Dicen que no lo hacía de forma consciente, o tal vez sí, porque ni si quiera él se formulaba esa pregunta, se había acostumbrado a funcionar de esa manera. Aparecer y desaparecer. Nunca demasiado tiempo en un lugar, nunca demasiado cerca de un tú, regalando siempre el máximo, diluyéndose siempre antes de que el aire se condensara. Cuentan quienes lo conocieron que su sonrisa era sincera, pero que sus ojos, enmarcados entre arrugas que narraban pasados desconocidos, huían con la misma fluidez que una ola se desvanece, desconociendo en qué mar llega su final, que era locuaz y educado, pero que solía abrigar su interior de silencio, un interior al que sólo él conseguía susurrar. Cuentan quienes lo conocieron que pellizcaba trabajos en los que retar a cada uno de sus yos, que afloraba sentimientos que se deslizaban como pestañas en busca de deseos, que vagabundeaba por paisajes hasta que reconocía atardeceres.
Hoy nadie recuerda cómo empezaron a intimar, simplemente empezaron a verlos juntos, en horas vespertinas, cuando sus obligaciones laborales los dejaban de acosar, en esas tardes en las que la luz va despidiéndose con nostalgia, en esas noches curiosas en las que las terrazas invitan a conversar. Ella, de gestos inocentes y cuerpo menudo, reía al verle llegar con su andar desgarbado y sus piernas escuálidas, a veces con un foulard extravagante, a veces con un sombrero con clase, escuchaba atenta sus anécdotas y reflexionaban juntos las respuestas. Ella, que se vio de repente envuelta en un apego sin nombre, aprendió a jugar con esos ritmos inconstantes, con esos hasta luego, cuídate, sin nunca preguntarse qué vendría después, tal vez porque no era importante, tal vez por miedo a romper la realidad. De él recuerdan el movimiento de sus rizos cuando, cogido a su guitarra, le dedicaba canciones que despellejaban sentimientos, ella, entonces, entornaba sus ojos intrépidos, a veces grises, a veces verdes, encogía sus hombros y enredaba su melena oscura con el dedo medio y el pulgar. Y cuando él le preguntaba si quería otra más, ella sólo sonreía marcándosele esos hoyitos en los mofletes, esos hoyitos que él, dicen, afirmaba que eran sello de felicidad.

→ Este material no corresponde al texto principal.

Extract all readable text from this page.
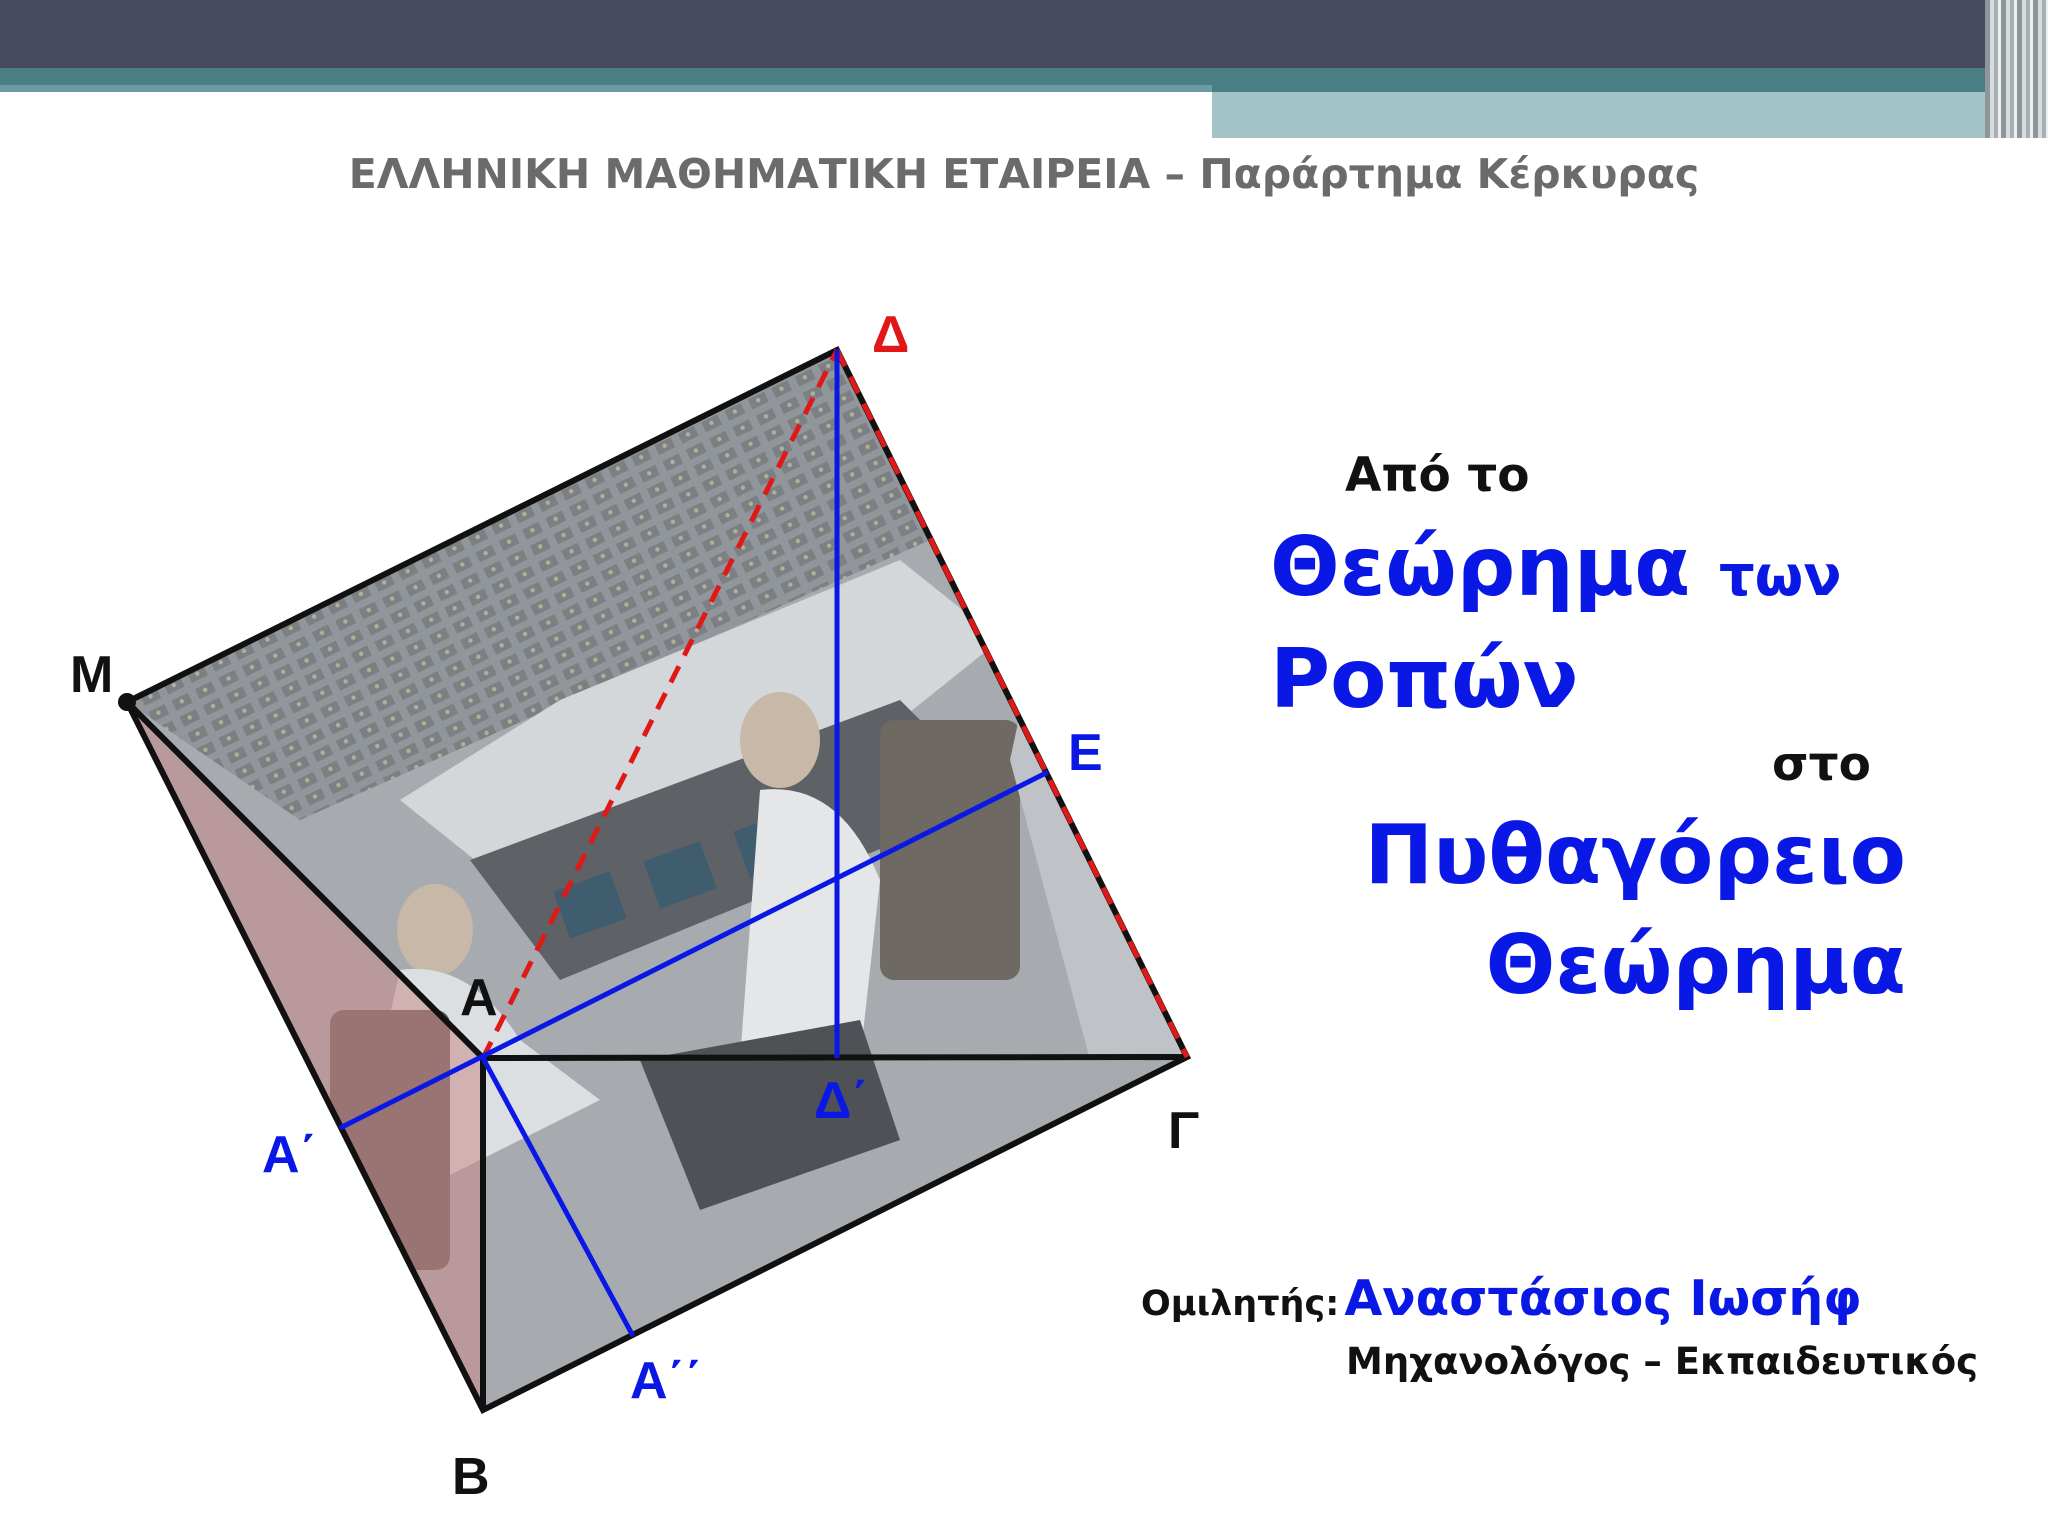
ΕΛΛΗΝΙΚΗ ΜΑΘΗΜΑΤΙΚΗ ΕΤΑΙΡΕΙΑ – Παράρτημα Κέρκυρας
Μ
Α
Β
Γ
Δ
Ε
Α΄
Α΄΄
Δ΄
Από το
Θεώρημα των
Ροπών
στο
Πυθαγόρειο
Θεώρημα
Ομιλητής: Αναστάσιος Ιωσήφ
Μηχανολόγος – Εκπαιδευτικός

Una de esas tardes, salpicada esta vez de charcos de colores, ella estrenando vestido, con una cola alta moviéndose con cada gesto, una de esas tardes, en la que las calles olían a primavera mojada, él sin sostener la mirada cada vez que ella buscaba conversación, una de esas tardes en las que los almendros comienzan a desdibujarse, él por fin habló. Parece ser que ella no le dejó acabar, sólo escondió sus manos en puños y apretó con fuerza sus labios, no derramó ninguna lágrima, e intentando sonreír, simplemente contestó con pocas palabras. La vieron darle un beso en la mejilla, abrazarle como se abraza cuando nunca más vas a hacerlo, y salir corriendo, golpeando los charcos hasta vaciarlos. Lo vieron a él quedarse sentado durante dos horas, tapándose la cara, golpeando el suelo con su guitarra. Pero como ya se sabía, a los dos días, desapareció con su volkwasgen roja.

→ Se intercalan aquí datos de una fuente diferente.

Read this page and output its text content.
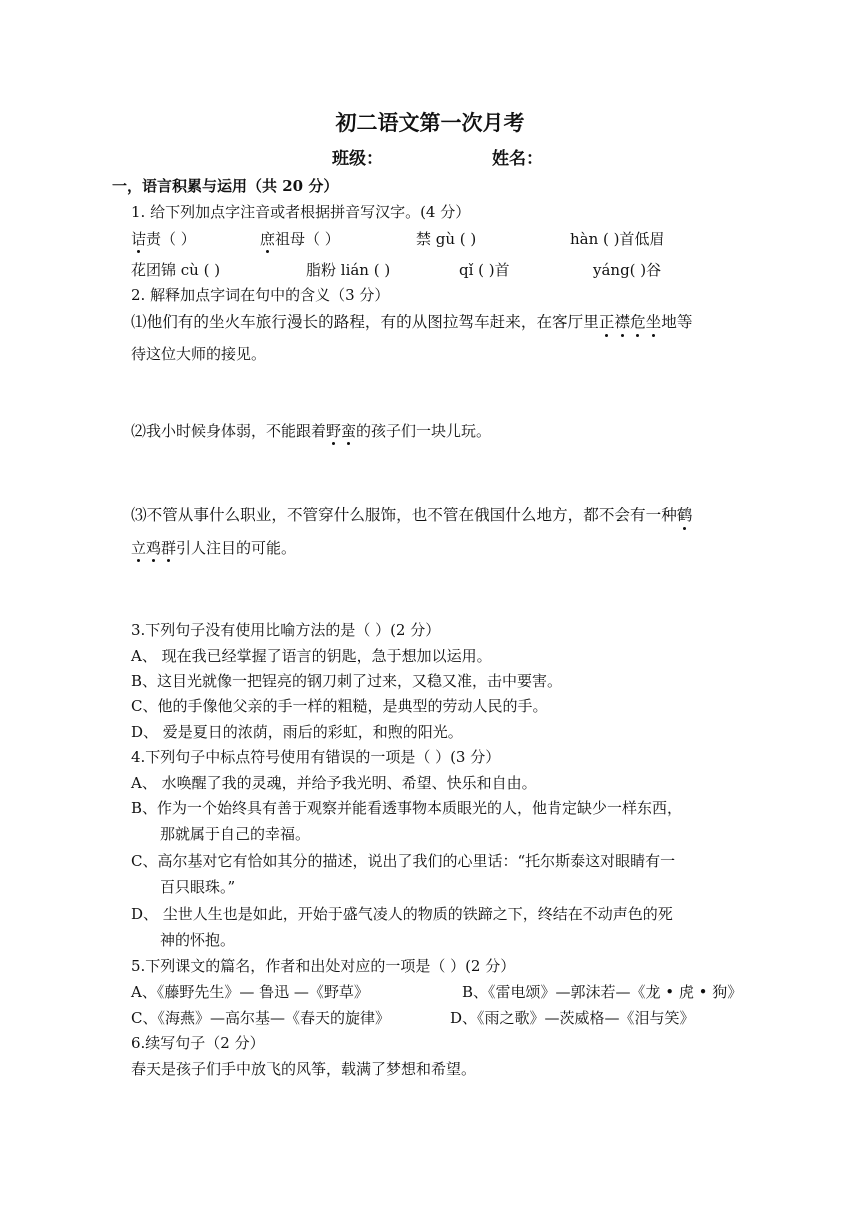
初二语文第一次月考
班级：	姓名：
一，语言积累与运用（共 20 分）
1. 给下列加点字注音或者根据拼音写汉字。(4 分）
诘责（ ）	庶祖母（ ）	禁 gù ( )	hàn ( )首低眉
花团锦 cù ( )	脂粉 lián ( )	qǐ ( )首	yáng( )谷
2. 解释加点字词在句中的含义（3 分）
⑴他们有的坐火车旅行漫长的路程，有的从图拉驾车赶来，在客厅里正襟危坐地等
待这位大师的接见。
⑵我小时候身体弱，不能跟着野蛮的孩子们一块儿玩。
⑶不管从事什么职业，不管穿什么服饰，也不管在俄国什么地方，都不会有一种鹤
立鸡群引人注目的可能。
3.下列句子没有使用比喻方法的是（ ）(2 分）
A、 现在我已经掌握了语言的钥匙，急于想加以运用。
B、这目光就像一把锃亮的钢刀刺了过来，又稳又准，击中要害。
C、他的手像他父亲的手一样的粗糙，是典型的劳动人民的手。
D、 爱是夏日的浓荫，雨后的彩虹，和煦的阳光。
4.下列句子中标点符号使用有错误的一项是（ ）(3 分）
A、 水唤醒了我的灵魂，并给予我光明、希望、快乐和自由。
B、作为一个始终具有善于观察并能看透事物本质眼光的人，他肯定缺少一样东西，
那就属于自己的幸福。
C、高尔基对它有恰如其分的描述，说出了我们的心里话：“托尔斯泰这对眼睛有一
百只眼珠。”
D、 尘世人生也是如此，开始于盛气凌人的物质的铁蹄之下，终结在不动声色的死
神的怀抱。
5.下列课文的篇名，作者和出处对应的一项是（ ）(2 分）
A、《藤野先生》— 鲁迅 —《野草》	B、《雷电颂》—郭沫若—《龙 • 虎 • 狗》
C、《海燕》—高尔基—《春天的旋律》	D、《雨之歌》—茨威格—《泪与笑》
6.续写句子（2 分）
春天是孩子们手中放飞的风筝，载满了梦想和希望。
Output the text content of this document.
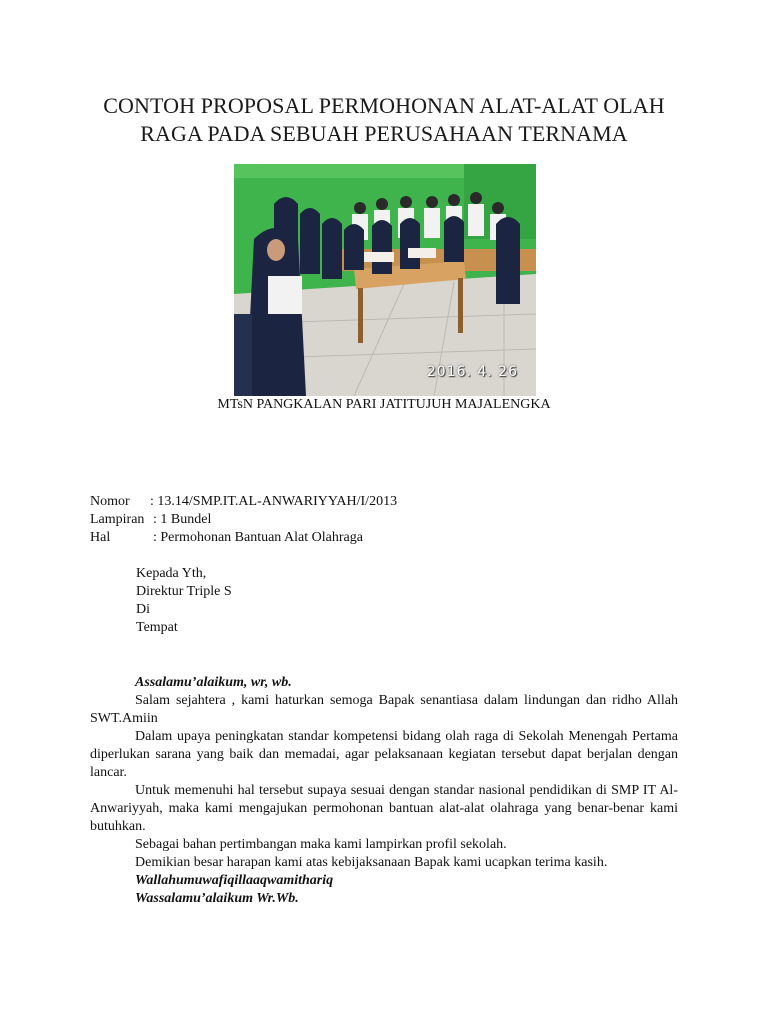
CONTOH PROPOSAL PERMOHONAN ALAT-ALAT OLAH
RAGA PADA SEBUAH PERUSAHAAN TERNAMA
2016. 4. 26
MTsN PANGKALAN PARI JATITUJUH MAJALENGKA
Nomor : 13.14/SMP.IT.AL-ANWARIYYAH/I/2013
Lampiran : 1 Bundel
Hal	: Permohonan Bantuan Alat Olahraga
Kepada Yth,
Direktur Triple S
Di
Tempat

Assalamu’alaikum, wr, wb.

Salam sejahtera , kami haturkan semoga Bapak senantiasa dalam lindungan dan ridho Allah SWT.Amiin

Dalam upaya peningkatan standar kompetensi bidang olah raga di Sekolah Menengah Pertama diperlukan sarana yang baik dan memadai, agar pelaksanaan kegiatan tersebut dapat berjalan dengan lancar.

Untuk memenuhi hal tersebut supaya sesuai dengan standar nasional pendidikan di SMP IT Al-Anwariyyah, maka kami mengajukan permohonan bantuan alat-alat olahraga yang benar-benar kami butuhkan.

Sebagai bahan pertimbangan maka kami lampirkan profil sekolah.

Demikian besar harapan kami atas kebijaksanaan Bapak kami ucapkan terima kasih.

Wallahumuwafiqillaaqwamithariq

Wassalamu’alaikum Wr.Wb.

Yo la conocí a ella un año más tarde, compartíamos un taller de escritura, nos aficionamos a tomar algo después, y más tarde, a auxiliarnos con confidencias. Me hablaba de sus ligues, a los que siempre plantaba, pero nunca mencionó nada relacionado con él, aunque pensándolo ahora, ese “¿y si la vida fuera sólo ratos?” con el que solía acabar sus reflexiones tal vez tuviera que ver.
Una mañana, paseando por el mero placer de sentir que las aceras eran nuestras, ella empezó a aligerar el paso, hasta echar de repente a correr. Un tipo maduro con rizos, algunos rubios, algunos blancos, que daba pasos cortos para delante y detrás, esperaba unos metros más allá. Ella desapareció entre los brazos de él, quien la acarició la melena y la besó en ese espacio donde la mejilla se roza con el labio. Yo, parada, vi como se subían a la furgoneta, como se giraba para decirme adiós, como lucía la más grande de sus sonrisas.
Nunca más supimos de ella, tampoco de él. Simplemente alguien que los vio en el último semáforo cuenta que los oyó reír, que ella apoyaba su mano en la pierna de él, mientras balanceaba con ritmo su cuerpo, y que él, con esa voz suave, mirándola a los ojos, tarareaba…I want to spend my life with a girl like you, pa pa pa paaaa pa pa pa paaaaa…
Mª Eugenia
PD.: …can I dance with you?….pa pa pa paaaa pa pa pa paaaaa…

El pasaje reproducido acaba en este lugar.